Maybe Mum had warned him about how strange she was sometimes. Her reaction didn’t seem to faze him. He turned away and started the car, and off we went.
* * *
It was a pretty smooth ride. Mum drove an old banger, and I’d never been in a car as expensive as that. It smelled good, too. Mum never cleaned our car, and it smelled of old farts and feet; Mark’s car smelled of
air freshener and manly aftershave. I didn’t want to like it. But I did.
Mark probably liked showing off his fancy car, and who could blame him?
I’d told Mum there was no need for him to pick us up. I could have taken Ellie into town to meet them. No big deal. But Mum had been keen for us to all go together. No doubt she loved being chauffeured around, for a change. She’d spent years driving Dad home from places back when they were still married, before Ellie was born. I could remember feeling worried for him when he’d thrown up out of the window, and cross with her for being angry with him about it. I hadn’t understood why he was being sick. I thought he was ill, which in a way he was.
Dad actually wasn’t a bad driver, though I wasn’t crazy about getting into cars with him because I knew how much he drank; I was always really nervous that he was going to get pulled over and breathalysed. (I worried about that more than about him having an accident.) Mum was always nervous on the road; she let other people bully her and stress her out. But Mark was a good, confident driver. He was scientific about it, like a pilot in the cockpit of a plane.

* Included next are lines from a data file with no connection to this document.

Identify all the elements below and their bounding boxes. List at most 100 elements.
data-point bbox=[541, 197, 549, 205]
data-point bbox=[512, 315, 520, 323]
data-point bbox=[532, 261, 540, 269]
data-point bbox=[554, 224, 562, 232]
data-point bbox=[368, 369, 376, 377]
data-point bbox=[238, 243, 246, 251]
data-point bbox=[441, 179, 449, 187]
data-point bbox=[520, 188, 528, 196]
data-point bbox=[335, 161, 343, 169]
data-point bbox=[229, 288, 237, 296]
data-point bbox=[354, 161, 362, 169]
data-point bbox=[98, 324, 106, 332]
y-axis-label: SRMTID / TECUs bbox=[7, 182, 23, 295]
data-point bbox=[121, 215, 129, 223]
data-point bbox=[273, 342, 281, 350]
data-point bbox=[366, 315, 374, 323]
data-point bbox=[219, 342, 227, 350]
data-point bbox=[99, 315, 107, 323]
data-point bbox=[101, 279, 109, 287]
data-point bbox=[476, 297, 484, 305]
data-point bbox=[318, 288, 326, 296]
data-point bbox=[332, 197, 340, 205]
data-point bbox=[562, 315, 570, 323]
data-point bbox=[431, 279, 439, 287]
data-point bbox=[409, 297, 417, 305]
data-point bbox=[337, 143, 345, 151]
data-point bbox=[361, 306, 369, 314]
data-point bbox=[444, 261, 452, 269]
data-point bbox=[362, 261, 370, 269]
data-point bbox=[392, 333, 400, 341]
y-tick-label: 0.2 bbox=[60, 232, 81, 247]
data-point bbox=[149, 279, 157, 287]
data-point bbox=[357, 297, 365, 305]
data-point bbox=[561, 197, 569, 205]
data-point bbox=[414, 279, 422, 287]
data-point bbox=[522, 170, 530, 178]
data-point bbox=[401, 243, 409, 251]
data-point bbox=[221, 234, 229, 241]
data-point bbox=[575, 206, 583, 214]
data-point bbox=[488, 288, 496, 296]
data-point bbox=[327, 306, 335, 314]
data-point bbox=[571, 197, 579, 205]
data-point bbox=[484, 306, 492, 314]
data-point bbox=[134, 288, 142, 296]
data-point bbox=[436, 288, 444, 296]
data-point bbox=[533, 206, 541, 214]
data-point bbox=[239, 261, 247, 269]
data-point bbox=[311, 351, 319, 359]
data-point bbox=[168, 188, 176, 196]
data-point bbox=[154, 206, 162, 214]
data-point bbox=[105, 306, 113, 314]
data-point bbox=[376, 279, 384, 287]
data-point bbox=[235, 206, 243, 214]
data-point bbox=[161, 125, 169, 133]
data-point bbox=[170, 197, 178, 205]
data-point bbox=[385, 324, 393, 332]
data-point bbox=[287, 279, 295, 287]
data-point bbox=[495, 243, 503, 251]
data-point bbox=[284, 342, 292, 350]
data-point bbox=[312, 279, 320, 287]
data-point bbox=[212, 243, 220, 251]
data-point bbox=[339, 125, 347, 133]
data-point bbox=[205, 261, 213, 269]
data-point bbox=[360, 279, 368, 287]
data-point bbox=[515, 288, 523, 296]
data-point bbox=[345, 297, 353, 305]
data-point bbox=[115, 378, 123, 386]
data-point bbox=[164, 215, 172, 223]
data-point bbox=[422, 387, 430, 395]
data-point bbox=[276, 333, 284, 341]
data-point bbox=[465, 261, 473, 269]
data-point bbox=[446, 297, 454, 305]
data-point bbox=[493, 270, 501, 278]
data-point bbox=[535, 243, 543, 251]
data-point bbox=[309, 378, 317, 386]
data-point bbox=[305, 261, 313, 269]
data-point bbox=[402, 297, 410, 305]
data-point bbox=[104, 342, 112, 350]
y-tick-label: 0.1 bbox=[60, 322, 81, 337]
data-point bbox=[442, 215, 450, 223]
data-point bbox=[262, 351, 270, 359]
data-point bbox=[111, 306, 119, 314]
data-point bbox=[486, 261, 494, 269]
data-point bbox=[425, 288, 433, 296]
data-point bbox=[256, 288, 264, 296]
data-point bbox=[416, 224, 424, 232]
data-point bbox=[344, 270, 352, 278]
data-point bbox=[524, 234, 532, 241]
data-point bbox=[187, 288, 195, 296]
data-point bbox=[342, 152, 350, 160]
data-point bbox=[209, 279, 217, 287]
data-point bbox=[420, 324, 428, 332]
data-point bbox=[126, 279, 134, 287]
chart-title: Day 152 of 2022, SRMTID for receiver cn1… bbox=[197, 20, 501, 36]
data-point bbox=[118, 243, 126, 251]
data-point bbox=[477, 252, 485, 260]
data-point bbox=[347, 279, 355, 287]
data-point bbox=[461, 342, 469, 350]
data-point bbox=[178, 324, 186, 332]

I thought, one day I want to be able to drive like that. And that was the first thing about Mark that I liked. When it came down to it, even though I had been suspicious of him to start with, I felt safe with him in a way that I had never done with Dad.
* * *
The hotel Mark had chosen to take us to was a Victorian manor house set in manicured grounds. He parked and we went inside and the maître d’ smiled at Mark like he knew him, which maybe he did. Then he smiled at us like he didn’t know us, but would really like it if we went there all the time, and showed us to a table.
The dining room was all done up like the set of a BBC period drama, with oak panelling and a chandelier and china that would probably be expensive to replace if you broke it. There weren’t all that many people there and they were mainly either old or really old. Probably the place had to charge a fortune for a cup of tea just to break even. It was grand and it was intimidating, but it wasn’t at all cool. That was the one thing that made me feel entitled to sneer at it a little, which I felt obliged to do because I hated the idea that the kind of people who usually hung out somewhere like that might feel entitled to sneer at me.